Jeremy Knop: Yeah. So I think what’s unique about MVP is that it is a — it’s a pipe where EQT owns 60% of the capacity today, and we are the only producer shipper on that pipe. So there’s no other producers who actually can access that market through MVP. The other 40% are held by utilities on the other end. And so I think we are very uniquely positioned in that sense. The expansion will be part of a FERC open season. So who ends up with that capacity just under that regulated process. But it’s certainly something that we think we are positioned to benefit from either way. I mean, there’s value to be created through the expansion. There’s value to be added for the utilities by supplying the new gas in that end market. I mean, we’re all aligned and wanting to have that happen.
Even if we are not the ones to take the capacity out, not win that auction, I think we benefit the other way, we get to sell more gas where producers collectively in Appalachia get to sell more gas to the utilities on the other end of that pipe. So it’s — no matter how you look at it, I think, a big net benefit to EQT.
Jake Roberts: Thanks for your time, guys.

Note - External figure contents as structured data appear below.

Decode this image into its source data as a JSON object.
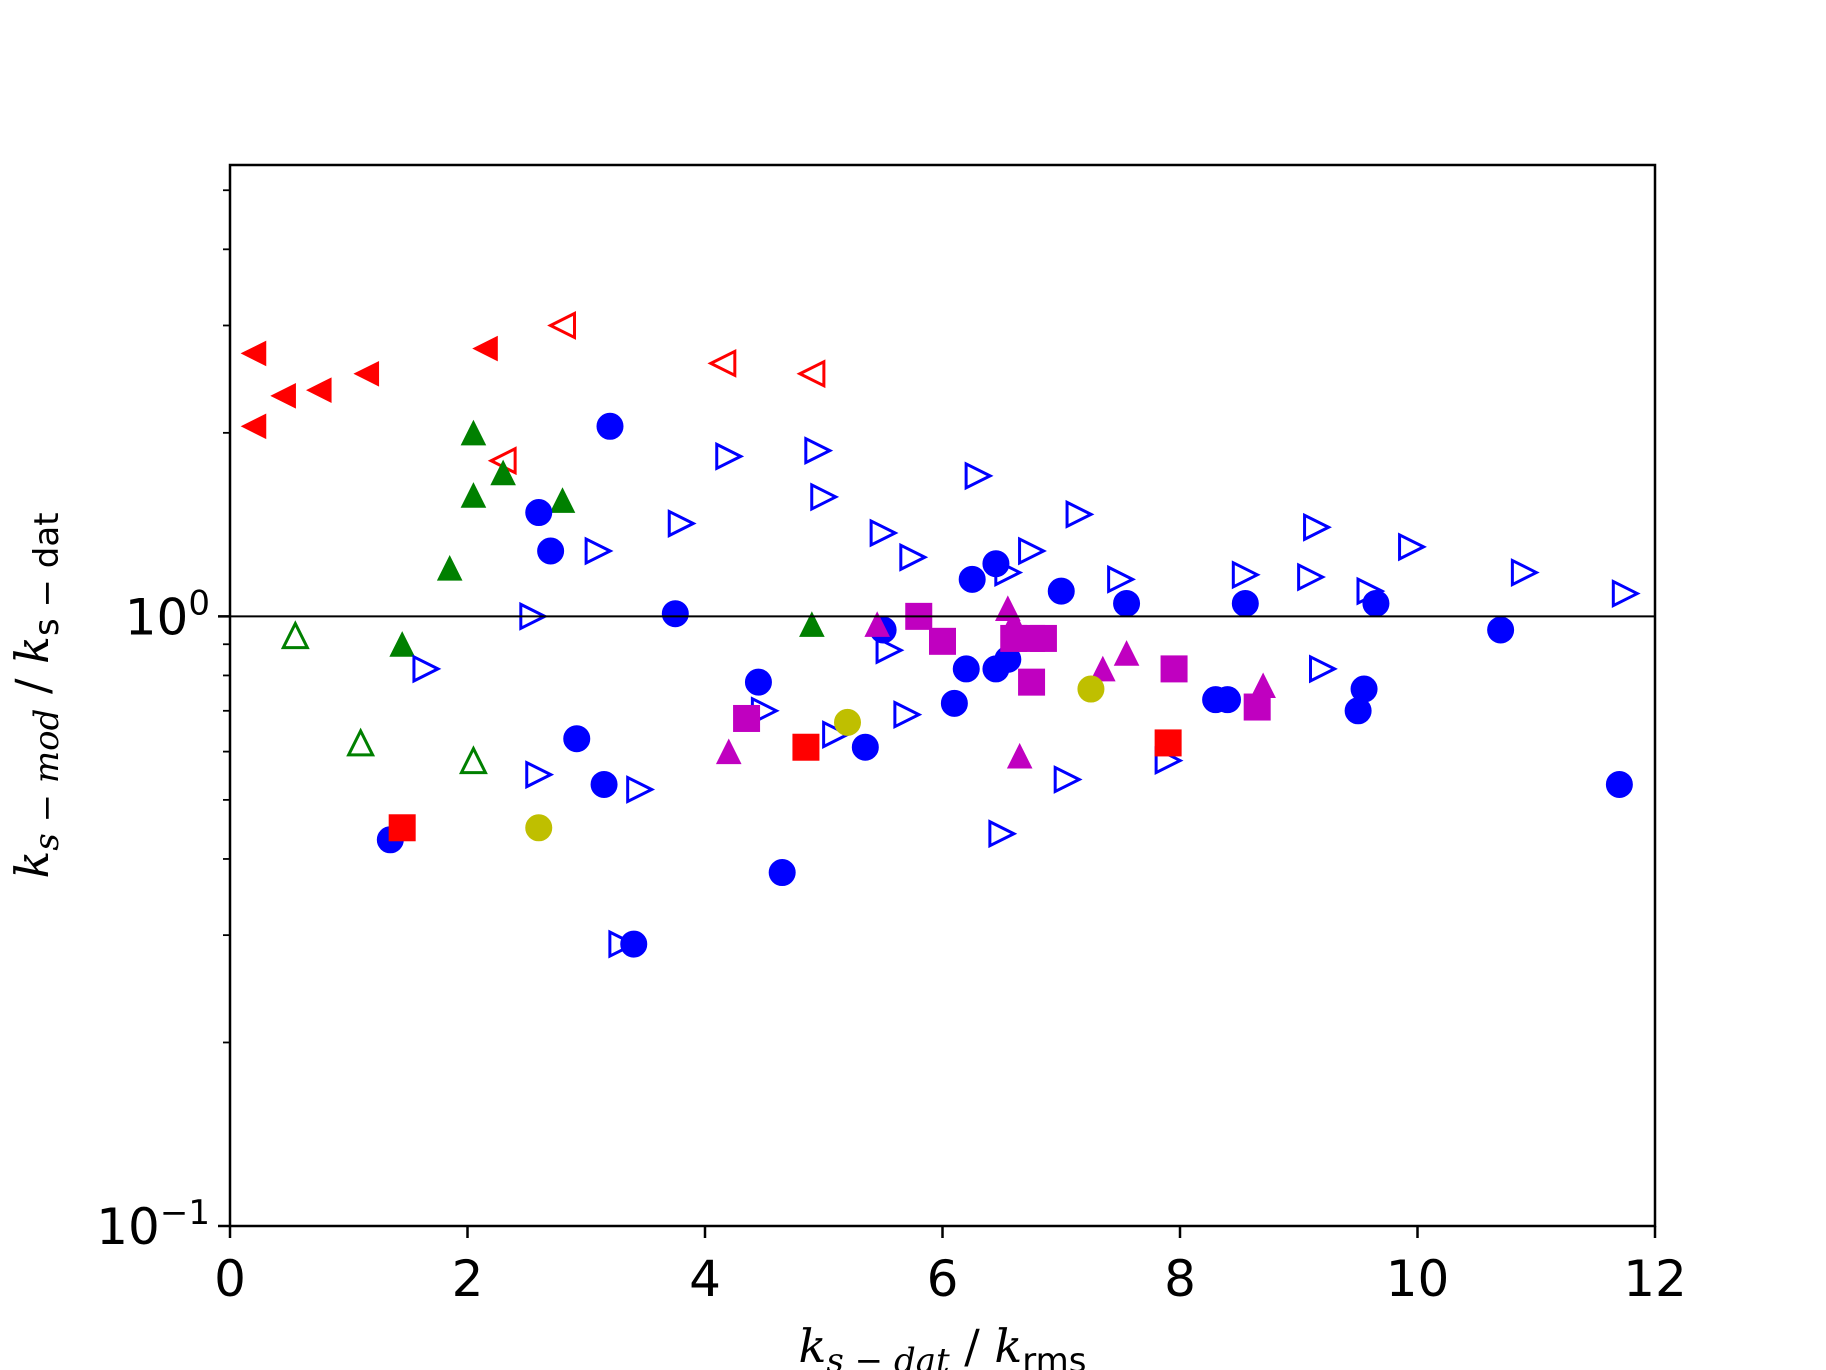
{
  "chart_data": {
    "type": "scatter",
    "title": "",
    "xlabel": {
      "parts": [
        {
          "text": "k",
          "style": "italic"
        },
        {
          "text": "s − dat",
          "style": "italic-sub"
        },
        {
          "text": " / ",
          "style": "normal"
        },
        {
          "text": "k",
          "style": "italic"
        },
        {
          "text": "rms",
          "style": "sub"
        }
      ]
    },
    "ylabel": {
      "parts": [
        {
          "text": "k",
          "style": "italic"
        },
        {
          "text": "s − mod",
          "style": "italic-sub"
        },
        {
          "text": " / ",
          "style": "normal"
        },
        {
          "text": "k",
          "style": "italic"
        },
        {
          "text": "s − dat",
          "style": "sub"
        }
      ]
    },
    "xlim": [
      0,
      12
    ],
    "ylim": [
      0.1,
      5.5
    ],
    "yscale": "log",
    "xticks": [
      {
        "value": 0,
        "label": "0"
      },
      {
        "value": 2,
        "label": "2"
      },
      {
        "value": 4,
        "label": "4"
      },
      {
        "value": 6,
        "label": "6"
      },
      {
        "value": 8,
        "label": "8"
      },
      {
        "value": 10,
        "label": "10"
      },
      {
        "value": 12,
        "label": "12"
      }
    ],
    "yticks": [
      {
        "value": 0.1,
        "base": "10",
        "exp": "−1"
      },
      {
        "value": 1,
        "base": "10",
        "exp": "0"
      }
    ],
    "reference_line": {
      "y": 1,
      "color": "#000000"
    },
    "grid": false,
    "legend": "none",
    "series": [
      {
        "marker": "triangle-left",
        "filled": true,
        "color": "#ff0000",
        "points": [
          [
            0.2,
            2.7
          ],
          [
            0.2,
            2.05
          ],
          [
            0.45,
            2.3
          ],
          [
            0.75,
            2.35
          ],
          [
            1.15,
            2.5
          ],
          [
            2.15,
            2.75
          ]
        ]
      },
      {
        "marker": "triangle-left",
        "filled": false,
        "color": "#ff0000",
        "points": [
          [
            2.8,
            3.0
          ],
          [
            4.15,
            2.6
          ],
          [
            4.9,
            2.5
          ],
          [
            2.3,
            1.8
          ]
        ]
      },
      {
        "marker": "triangle-up",
        "filled": true,
        "color": "#008000",
        "points": [
          [
            2.05,
            2.0
          ],
          [
            2.3,
            1.72
          ],
          [
            2.05,
            1.58
          ],
          [
            2.8,
            1.55
          ],
          [
            1.85,
            1.2
          ],
          [
            1.45,
            0.9
          ],
          [
            4.9,
            0.97
          ]
        ]
      },
      {
        "marker": "triangle-up",
        "filled": false,
        "color": "#008000",
        "points": [
          [
            0.55,
            0.93
          ],
          [
            1.1,
            0.62
          ],
          [
            2.05,
            0.58
          ]
        ]
      },
      {
        "marker": "circle",
        "filled": true,
        "color": "#0000ff",
        "points": [
          [
            3.2,
            2.05
          ],
          [
            2.6,
            1.48
          ],
          [
            2.7,
            1.28
          ],
          [
            3.75,
            1.01
          ],
          [
            1.35,
            0.43
          ],
          [
            2.92,
            0.63
          ],
          [
            3.15,
            0.53
          ],
          [
            3.4,
            0.29
          ],
          [
            4.45,
            0.78
          ],
          [
            4.65,
            0.38
          ],
          [
            5.35,
            0.61
          ],
          [
            5.5,
            0.95
          ],
          [
            6.1,
            0.72
          ],
          [
            6.2,
            0.82
          ],
          [
            6.25,
            1.15
          ],
          [
            6.45,
            1.22
          ],
          [
            6.45,
            0.82
          ],
          [
            6.55,
            0.85
          ],
          [
            7.0,
            1.1
          ],
          [
            7.55,
            1.05
          ],
          [
            8.3,
            0.73
          ],
          [
            8.4,
            0.73
          ],
          [
            8.55,
            1.05
          ],
          [
            9.5,
            0.7
          ],
          [
            9.55,
            0.76
          ],
          [
            9.65,
            1.05
          ],
          [
            10.7,
            0.95
          ],
          [
            11.7,
            0.53
          ]
        ]
      },
      {
        "marker": "triangle-right",
        "filled": false,
        "color": "#0000ff",
        "points": [
          [
            4.2,
            1.83
          ],
          [
            4.95,
            1.87
          ],
          [
            5.0,
            1.57
          ],
          [
            3.8,
            1.42
          ],
          [
            3.1,
            1.28
          ],
          [
            2.55,
            1.0
          ],
          [
            1.65,
            0.82
          ],
          [
            2.6,
            0.55
          ],
          [
            3.45,
            0.52
          ],
          [
            3.3,
            0.29
          ],
          [
            4.5,
            0.7
          ],
          [
            5.1,
            0.64
          ],
          [
            5.55,
            0.88
          ],
          [
            5.5,
            1.37
          ],
          [
            5.75,
            1.25
          ],
          [
            5.7,
            0.69
          ],
          [
            6.3,
            1.7
          ],
          [
            6.55,
            1.18
          ],
          [
            6.75,
            1.28
          ],
          [
            7.15,
            1.47
          ],
          [
            7.05,
            0.54
          ],
          [
            6.5,
            0.44
          ],
          [
            7.5,
            1.15
          ],
          [
            7.9,
            0.58
          ],
          [
            8.55,
            1.17
          ],
          [
            9.1,
            1.16
          ],
          [
            9.15,
            1.4
          ],
          [
            9.2,
            0.82
          ],
          [
            9.6,
            1.1
          ],
          [
            9.95,
            1.3
          ],
          [
            10.9,
            1.18
          ],
          [
            11.75,
            1.09
          ]
        ]
      },
      {
        "marker": "square",
        "filled": true,
        "color": "#ff0000",
        "points": [
          [
            1.45,
            0.45
          ],
          [
            4.85,
            0.61
          ],
          [
            7.9,
            0.62
          ]
        ]
      },
      {
        "marker": "square",
        "filled": true,
        "color": "#c000c0",
        "points": [
          [
            4.35,
            0.68
          ],
          [
            5.8,
            1.0
          ],
          [
            6.0,
            0.91
          ],
          [
            6.6,
            0.92
          ],
          [
            6.75,
            0.92
          ],
          [
            6.85,
            0.92
          ],
          [
            6.75,
            0.78
          ],
          [
            7.95,
            0.82
          ],
          [
            8.65,
            0.71
          ]
        ]
      },
      {
        "marker": "triangle-up",
        "filled": true,
        "color": "#c000c0",
        "points": [
          [
            4.2,
            0.6
          ],
          [
            5.45,
            0.97
          ],
          [
            6.55,
            1.03
          ],
          [
            6.6,
            0.98
          ],
          [
            6.65,
            0.59
          ],
          [
            7.35,
            0.82
          ],
          [
            7.55,
            0.87
          ],
          [
            8.7,
            0.77
          ]
        ]
      },
      {
        "marker": "circle",
        "filled": true,
        "color": "#bfbf00",
        "points": [
          [
            2.6,
            0.45
          ],
          [
            5.2,
            0.67
          ],
          [
            7.25,
            0.76
          ]
        ]
      }
    ]
  }
}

Operator: Your next question comes from Michael Scialla with Stephens. Please go ahead.
Michael Scialla: Hey, morning, everybody. I want to see a little bit more detail on your curtailments in terms of price level you would need to see before you change your decision there on the Bcf per day of curtailments.
Jeremy Knop: Yeah. At a high level, we think about it as cash cost plus F&D costs. We do want to recover the sunk cost of drilling the well. So that’s why we think about it like that. So, I mean, it depends on the area, but call it around $1.50 in basin.
Michael Scialla: Okay. And Jeremy, say you — it sounds like you expect a pretty good step up in price when you get to sort of the October timeframe. If you were to see that $1.50 price persists through the summer before you see that step up, would that suggest you’re going to likely extend those curtailments through the summer?
Jeremy Knop: I mean, look, we’ll always do what’s best to create long-term value. So look, we’re always watching the market. There is always events that happen that we will change our decisions if the facts change. So it depends. But what we’ve mapped out right now is our current expectation.
Michael Scialla: Gotcha. And then just want to follow-up on MVP. You talked about the demand growth you see in the Southeast U.S. and your plans to expand the pipeline, so a lot of focus on the integrated upstream, midstream model for you in your lower cost structure. How do you think about that with your divestiture plan and your potential to lay off some interest in that pipeline? Is it important to maintain control there? Or could — to sell off all your interest there? Just how you’re thinking about marrying those two things.
Jeremy Knop: Yeah. So we have a tremendous amount of optionality, first of all. If you think about — I mean, look, I think if you back in, first of all, in the non-op asset sales side, the $1.1 billion value level that we called out for what we did with Equinor, if you gross that up, that implies about $2.75 billion to that whole package, right? So if the rest of it is a cash sale, you end up with, call it, $2 billion to $2.5 billion of cash coming in the door from that side, right? That’s already, call it, two-thirds of the $3.5 billion asset sale target we talked about a month or two ago when we announce the Equitrans deal. So we don’t have to really divest a lot or many assets on the Equitrans side if we don’t want to.